I think one-handed practice is a vital part of any defensive shooting.
I'll admit that I don't do it as often as I should but I have and will do it in the future.
When I used to shoot IDPA up at the range I worked at the guy who ran and set up the courses would ALWAYS stick one-handed shooting scenarios into every single course. Both strong hand and weak.
I always did well but only as a result of significantly slowing down and taking more time per shot, especially when it came to the weak-hand shooting.
Honestly, my thing was always trying to figure out what to do with the other hand. At first I would let it swing by my side but found that uncomfortable and a bit awkward.
It wasn't until after I took a defensive pistol class that I learned to keep that free hand on my chest. It was more comfortable, I felt more stable and I didn't have limbs swinging around.
Your bulls-eye shooters will put the other hand in a pocket or hook it through a belt loop to keep it from swinging around but I believe it's not too great for defensive-type shooting.
With the "spare hand" on your chest you can bring it back out to the gun or the gun back to it faster, and you don't have a lot of moving to get to things like spare ammo, lights, or other tools you might have on your waist or in your pockets.

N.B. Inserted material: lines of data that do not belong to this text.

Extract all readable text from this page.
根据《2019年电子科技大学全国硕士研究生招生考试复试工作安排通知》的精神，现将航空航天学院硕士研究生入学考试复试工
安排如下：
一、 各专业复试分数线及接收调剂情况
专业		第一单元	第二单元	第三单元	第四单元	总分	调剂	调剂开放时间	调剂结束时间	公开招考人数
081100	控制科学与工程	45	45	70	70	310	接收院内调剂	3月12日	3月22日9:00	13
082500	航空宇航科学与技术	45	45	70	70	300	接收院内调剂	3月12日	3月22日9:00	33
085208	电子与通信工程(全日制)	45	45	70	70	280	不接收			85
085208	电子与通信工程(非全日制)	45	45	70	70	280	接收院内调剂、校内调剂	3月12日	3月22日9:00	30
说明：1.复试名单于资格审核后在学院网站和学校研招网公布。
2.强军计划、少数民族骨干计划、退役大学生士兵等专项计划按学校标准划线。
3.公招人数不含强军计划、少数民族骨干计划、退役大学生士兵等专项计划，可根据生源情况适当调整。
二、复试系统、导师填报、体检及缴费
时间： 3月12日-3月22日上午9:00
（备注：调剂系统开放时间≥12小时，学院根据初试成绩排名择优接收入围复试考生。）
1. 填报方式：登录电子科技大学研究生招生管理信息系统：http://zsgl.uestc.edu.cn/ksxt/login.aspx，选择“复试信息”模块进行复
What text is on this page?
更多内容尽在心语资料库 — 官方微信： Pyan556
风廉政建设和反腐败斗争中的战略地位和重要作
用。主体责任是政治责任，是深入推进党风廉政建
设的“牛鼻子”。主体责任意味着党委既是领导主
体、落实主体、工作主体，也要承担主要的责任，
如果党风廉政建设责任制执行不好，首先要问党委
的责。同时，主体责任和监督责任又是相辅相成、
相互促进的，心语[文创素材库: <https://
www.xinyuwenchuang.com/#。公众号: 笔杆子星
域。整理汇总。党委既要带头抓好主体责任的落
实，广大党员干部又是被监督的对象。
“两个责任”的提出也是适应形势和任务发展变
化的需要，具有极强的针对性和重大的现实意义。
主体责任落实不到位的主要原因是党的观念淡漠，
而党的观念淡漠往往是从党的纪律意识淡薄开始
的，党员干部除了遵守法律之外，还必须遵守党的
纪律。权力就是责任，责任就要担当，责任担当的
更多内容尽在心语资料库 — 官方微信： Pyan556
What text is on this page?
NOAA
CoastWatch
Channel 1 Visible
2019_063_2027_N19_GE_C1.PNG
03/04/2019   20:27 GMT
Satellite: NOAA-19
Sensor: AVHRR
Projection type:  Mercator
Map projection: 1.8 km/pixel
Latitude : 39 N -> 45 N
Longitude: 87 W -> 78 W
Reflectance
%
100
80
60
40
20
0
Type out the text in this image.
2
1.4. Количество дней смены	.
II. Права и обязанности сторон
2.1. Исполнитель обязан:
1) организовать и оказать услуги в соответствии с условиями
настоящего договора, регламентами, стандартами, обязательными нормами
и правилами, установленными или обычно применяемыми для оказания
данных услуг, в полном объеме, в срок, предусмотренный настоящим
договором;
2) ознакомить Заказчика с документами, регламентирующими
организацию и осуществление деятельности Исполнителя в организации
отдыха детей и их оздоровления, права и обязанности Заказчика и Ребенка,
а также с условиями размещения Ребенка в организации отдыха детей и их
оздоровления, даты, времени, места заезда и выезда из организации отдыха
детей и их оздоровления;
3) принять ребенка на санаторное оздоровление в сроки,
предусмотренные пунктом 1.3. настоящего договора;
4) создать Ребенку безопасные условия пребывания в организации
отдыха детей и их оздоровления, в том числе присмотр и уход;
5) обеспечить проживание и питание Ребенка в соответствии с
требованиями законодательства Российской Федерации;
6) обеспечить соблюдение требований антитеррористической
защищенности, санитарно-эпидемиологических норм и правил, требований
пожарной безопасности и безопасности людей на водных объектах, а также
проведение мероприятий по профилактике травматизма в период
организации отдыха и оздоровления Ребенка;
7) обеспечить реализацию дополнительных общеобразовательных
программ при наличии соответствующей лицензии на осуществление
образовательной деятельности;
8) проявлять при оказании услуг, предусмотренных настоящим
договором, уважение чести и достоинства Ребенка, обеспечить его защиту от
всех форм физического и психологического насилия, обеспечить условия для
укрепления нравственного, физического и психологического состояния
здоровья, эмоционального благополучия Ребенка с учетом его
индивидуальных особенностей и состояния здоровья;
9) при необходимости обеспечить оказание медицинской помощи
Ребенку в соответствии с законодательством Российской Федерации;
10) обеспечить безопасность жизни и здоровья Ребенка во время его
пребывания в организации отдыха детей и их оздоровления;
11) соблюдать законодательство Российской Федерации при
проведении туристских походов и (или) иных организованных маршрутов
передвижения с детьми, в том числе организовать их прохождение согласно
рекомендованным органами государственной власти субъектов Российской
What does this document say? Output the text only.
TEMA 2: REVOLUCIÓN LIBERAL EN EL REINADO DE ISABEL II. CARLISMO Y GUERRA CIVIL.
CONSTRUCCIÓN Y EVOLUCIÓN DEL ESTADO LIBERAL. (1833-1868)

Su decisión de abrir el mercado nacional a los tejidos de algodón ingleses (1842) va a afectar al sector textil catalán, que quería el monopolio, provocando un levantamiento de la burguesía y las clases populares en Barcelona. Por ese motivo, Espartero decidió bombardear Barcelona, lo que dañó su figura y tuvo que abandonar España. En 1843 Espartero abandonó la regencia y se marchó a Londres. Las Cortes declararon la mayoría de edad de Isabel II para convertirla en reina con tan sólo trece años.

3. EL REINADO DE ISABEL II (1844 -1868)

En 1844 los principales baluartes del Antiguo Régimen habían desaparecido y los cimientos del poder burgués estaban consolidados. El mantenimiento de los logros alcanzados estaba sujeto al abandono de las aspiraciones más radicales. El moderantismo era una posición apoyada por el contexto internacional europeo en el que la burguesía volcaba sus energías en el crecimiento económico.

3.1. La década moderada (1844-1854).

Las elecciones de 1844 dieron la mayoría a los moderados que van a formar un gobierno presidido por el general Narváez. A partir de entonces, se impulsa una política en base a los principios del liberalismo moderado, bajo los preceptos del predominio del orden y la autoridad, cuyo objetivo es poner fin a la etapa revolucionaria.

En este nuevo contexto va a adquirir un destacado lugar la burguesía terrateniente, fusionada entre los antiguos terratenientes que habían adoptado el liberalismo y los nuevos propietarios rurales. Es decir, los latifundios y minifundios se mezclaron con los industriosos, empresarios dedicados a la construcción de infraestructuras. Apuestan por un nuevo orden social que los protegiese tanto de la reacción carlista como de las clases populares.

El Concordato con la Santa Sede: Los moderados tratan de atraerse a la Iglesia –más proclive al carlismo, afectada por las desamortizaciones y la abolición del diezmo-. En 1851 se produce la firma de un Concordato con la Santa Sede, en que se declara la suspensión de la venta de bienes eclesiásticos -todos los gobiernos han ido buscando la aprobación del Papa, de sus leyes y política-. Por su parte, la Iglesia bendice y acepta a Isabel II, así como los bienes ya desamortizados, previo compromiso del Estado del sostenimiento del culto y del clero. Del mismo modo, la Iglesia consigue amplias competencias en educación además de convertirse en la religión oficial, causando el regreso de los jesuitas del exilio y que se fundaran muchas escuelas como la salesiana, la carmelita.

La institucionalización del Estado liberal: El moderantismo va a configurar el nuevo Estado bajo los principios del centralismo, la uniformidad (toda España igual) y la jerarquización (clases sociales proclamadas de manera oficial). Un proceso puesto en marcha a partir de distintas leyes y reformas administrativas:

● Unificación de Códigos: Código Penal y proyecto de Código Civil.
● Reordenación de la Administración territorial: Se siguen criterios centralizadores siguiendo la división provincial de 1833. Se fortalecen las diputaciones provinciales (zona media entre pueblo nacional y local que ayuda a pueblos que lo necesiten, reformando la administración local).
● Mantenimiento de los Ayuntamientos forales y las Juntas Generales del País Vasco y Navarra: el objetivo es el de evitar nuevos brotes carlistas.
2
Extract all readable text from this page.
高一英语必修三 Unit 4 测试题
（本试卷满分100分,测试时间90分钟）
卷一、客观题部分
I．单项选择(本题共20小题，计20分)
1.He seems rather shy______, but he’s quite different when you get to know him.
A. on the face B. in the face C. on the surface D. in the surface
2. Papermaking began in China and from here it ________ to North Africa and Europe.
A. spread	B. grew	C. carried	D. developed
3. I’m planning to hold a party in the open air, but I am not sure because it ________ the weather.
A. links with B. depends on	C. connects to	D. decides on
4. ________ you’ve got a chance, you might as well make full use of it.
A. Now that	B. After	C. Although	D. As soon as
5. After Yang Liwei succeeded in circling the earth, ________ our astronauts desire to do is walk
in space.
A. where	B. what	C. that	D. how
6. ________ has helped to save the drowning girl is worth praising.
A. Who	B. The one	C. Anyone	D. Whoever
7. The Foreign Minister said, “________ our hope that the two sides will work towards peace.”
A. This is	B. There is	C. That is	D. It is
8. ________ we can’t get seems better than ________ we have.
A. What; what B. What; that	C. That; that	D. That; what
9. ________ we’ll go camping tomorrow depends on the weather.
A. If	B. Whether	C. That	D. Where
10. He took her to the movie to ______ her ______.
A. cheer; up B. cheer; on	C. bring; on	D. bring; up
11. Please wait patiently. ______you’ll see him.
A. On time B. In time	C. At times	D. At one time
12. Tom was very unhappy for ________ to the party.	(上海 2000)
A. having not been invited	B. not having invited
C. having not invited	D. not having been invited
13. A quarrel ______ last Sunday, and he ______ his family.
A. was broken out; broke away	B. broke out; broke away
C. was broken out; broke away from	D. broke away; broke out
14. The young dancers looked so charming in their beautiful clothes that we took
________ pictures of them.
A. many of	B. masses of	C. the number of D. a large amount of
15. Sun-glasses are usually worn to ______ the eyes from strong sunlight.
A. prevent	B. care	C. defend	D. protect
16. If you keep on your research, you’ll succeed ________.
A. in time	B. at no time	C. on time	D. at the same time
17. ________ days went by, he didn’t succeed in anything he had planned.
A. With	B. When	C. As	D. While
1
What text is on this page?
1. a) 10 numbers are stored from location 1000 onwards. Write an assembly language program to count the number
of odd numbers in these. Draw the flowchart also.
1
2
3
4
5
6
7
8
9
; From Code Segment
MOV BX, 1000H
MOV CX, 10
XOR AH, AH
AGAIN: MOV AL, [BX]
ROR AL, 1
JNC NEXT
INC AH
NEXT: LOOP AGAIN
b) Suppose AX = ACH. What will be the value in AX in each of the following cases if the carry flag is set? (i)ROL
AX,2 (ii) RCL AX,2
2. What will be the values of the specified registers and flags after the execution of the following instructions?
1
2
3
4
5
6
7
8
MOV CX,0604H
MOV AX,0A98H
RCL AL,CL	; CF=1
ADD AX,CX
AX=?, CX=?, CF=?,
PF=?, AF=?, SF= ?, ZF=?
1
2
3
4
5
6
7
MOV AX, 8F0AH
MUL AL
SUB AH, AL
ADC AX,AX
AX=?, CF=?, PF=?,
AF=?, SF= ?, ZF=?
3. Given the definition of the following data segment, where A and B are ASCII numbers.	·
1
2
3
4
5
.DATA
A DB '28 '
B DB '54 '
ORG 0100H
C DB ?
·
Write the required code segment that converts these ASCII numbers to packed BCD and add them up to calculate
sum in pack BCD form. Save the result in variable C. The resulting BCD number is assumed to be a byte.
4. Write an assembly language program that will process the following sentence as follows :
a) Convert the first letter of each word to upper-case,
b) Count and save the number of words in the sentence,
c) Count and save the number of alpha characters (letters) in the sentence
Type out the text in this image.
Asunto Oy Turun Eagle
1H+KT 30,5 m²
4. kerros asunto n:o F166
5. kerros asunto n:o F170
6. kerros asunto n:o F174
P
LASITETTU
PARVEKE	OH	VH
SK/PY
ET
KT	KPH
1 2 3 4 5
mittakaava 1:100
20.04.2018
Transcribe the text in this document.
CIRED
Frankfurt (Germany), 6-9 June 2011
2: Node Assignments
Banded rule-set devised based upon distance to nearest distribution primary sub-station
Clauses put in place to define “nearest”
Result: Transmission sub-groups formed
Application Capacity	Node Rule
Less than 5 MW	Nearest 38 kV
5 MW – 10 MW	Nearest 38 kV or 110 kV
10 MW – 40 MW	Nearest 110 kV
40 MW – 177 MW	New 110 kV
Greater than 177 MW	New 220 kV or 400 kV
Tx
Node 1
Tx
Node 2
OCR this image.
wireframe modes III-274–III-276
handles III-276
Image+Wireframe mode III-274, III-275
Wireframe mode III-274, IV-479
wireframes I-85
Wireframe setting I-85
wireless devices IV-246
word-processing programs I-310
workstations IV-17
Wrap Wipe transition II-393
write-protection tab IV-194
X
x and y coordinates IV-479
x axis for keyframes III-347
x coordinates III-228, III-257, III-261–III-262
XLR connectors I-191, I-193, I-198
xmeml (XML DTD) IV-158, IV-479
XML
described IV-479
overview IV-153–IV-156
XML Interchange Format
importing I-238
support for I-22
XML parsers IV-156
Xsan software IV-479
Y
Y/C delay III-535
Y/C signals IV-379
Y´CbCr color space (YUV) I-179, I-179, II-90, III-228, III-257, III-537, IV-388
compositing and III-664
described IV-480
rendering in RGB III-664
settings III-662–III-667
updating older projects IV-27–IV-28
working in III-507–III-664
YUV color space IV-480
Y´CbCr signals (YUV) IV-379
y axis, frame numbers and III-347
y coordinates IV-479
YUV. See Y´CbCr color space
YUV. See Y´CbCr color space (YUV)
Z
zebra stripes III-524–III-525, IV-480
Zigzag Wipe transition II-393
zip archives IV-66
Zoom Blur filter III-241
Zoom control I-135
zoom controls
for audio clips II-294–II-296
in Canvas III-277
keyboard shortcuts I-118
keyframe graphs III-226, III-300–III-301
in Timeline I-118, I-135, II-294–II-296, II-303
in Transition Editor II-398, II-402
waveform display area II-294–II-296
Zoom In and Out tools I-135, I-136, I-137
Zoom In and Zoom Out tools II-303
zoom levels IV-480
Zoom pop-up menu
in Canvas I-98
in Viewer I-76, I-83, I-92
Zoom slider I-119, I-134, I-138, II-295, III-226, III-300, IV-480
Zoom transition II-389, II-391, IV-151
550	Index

I also found that when my "spare hand" wasn't flopping in the breeze I had better grouping.
Every range trip shoot a box or two strong AND weak handed.
You have to be at least as skilled as the situation (you find yourself in) is dynamic.
Thank you guys, i thought I will looks stupid if i start shooting w/ one hand at the range.
I didn't understand the post about keeping your gun inward for better shooting.
What he's talking about is the natural "cant" of your hand.
If you hold your hands out in front of you at rest they will neither be straight up and down or flat, they will have a slight cant to them like this....
(Evil zombie pregnant woman, coming for you.. AAHHHHH.. anyway...)
So, naturally, if you grip something (in this example I'm griping a leatherman) you will have a stronger, more natural grip if it follows the natural "cant" of your hand. Like so....
Now, just put a gun there instead of a leatherman and that's the "inward cant" he's talking about.
Like he said, we aren't talking about a 90 degree cant like you see in the movies, but a nice, neutral, natural cant that allows you to clearly and comfortably see the sights and for your arm to feel most natural while shooting.